Коридор резко вильнул, и я вышел прямо к двери, ведущей во двор. Там дежурил все тот же одинокий боец, весьма удивившийся моему внезапному появлению. Впрочем, долго терзаться сомнениями ему не пришлось. Резко сократив разделяющее нас расстояние, я ударил его в подбородок снизу вверх, подхватил обмякшее тело, аккуратно прислонил его к стене и вышел из здания.
Моросил мерзкий дождь. Я улыбнулся — все как обычно!
Быстро пройдя двор насквозь, я толкнул резную решетку, она нехотя поддалась, выпустив меня на мощенную мостовую.

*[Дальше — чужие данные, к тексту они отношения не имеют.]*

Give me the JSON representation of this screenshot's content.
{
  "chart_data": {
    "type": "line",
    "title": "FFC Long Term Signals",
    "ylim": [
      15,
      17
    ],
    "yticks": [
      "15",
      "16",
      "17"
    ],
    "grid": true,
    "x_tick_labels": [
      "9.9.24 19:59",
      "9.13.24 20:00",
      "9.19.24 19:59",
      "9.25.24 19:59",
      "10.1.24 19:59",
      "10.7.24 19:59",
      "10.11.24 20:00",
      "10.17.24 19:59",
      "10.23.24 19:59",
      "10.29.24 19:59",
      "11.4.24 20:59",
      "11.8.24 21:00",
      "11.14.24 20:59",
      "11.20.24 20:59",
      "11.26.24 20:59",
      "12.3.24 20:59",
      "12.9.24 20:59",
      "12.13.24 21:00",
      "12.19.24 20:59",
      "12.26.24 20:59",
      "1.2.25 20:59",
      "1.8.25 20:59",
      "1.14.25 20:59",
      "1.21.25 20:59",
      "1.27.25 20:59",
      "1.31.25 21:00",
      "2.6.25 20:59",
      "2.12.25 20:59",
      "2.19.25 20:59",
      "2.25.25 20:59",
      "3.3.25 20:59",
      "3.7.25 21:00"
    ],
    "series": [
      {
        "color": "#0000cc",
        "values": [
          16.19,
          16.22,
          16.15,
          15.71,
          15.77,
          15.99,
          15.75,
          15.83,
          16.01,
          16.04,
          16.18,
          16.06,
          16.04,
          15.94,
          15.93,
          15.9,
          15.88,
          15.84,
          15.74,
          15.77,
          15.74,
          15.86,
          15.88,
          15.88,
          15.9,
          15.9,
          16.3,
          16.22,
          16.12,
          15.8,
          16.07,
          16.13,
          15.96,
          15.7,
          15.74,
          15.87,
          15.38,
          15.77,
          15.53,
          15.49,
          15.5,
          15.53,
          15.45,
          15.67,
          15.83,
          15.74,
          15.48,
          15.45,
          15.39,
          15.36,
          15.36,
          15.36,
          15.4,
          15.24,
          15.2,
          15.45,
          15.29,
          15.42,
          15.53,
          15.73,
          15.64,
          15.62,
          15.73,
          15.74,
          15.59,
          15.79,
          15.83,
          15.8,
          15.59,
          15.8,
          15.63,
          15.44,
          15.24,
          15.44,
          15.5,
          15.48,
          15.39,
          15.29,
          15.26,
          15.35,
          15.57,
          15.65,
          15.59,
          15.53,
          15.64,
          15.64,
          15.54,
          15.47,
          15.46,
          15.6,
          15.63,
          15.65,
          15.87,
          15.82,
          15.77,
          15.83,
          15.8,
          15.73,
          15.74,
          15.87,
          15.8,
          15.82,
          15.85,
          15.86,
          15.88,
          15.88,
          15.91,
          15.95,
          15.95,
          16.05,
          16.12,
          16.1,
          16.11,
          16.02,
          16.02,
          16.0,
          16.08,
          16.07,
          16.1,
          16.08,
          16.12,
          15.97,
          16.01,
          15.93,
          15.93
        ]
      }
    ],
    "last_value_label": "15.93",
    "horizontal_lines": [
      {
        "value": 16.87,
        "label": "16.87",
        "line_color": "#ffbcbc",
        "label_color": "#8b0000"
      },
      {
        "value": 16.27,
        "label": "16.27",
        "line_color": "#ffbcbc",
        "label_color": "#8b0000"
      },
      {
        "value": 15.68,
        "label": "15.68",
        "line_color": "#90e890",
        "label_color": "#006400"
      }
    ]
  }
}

Питер!.. Нет, какой еще Питер — это будет позже, в совсем иной жизни.
Ленинград, здравствуй, я вернулся!
Глава 14
Я прекрасно понимал, что капитан госбезопасности скоро очнется и тут же устроит на меня масштабную облаву с привлечением всех возможных сил. Значит, нужно где-то укрыться на время, спрятаться и пересидеть. Вот только проблема — у меня в карманах было пусто, ни копейки. Так что за деньги я укрытие в городе не найду. Да и приютят ли меня местные, даже будь у меня карманы плотно набиты золотом? Сомневаюсь.
Так что же делать? Не шарахаться же от каждого встречного патруля, тем более, когда у милиции появится ориентировка с моими приметами. А в том, что безымянный капитан так этого дела не оставит, я совершенно не сомневался. Оскорбленная гордость и перенесенное унижение заставят его действовать решительно и стремительно. Еще бы, такой прокол, потерять главного свидетеля и подозреваемого, да еще столь позорно! Но главное — ему самому головы не сносить. Упустил, понимаешь, такого орла, пригнавшего целую немецкую субмарину, набитую пленниками на любой вкус. А он, вместо того, чтобы вежливо расспросить явно готового к сотрудничеству подозрительного типа, начал с агрессии, за что тут же и поплатился. Но вышестоящим будет плевать на все его доводы, главное капитан уже совершил — упустил меня. Поэтому он будет спешить. А кто торопится, делает ошибки…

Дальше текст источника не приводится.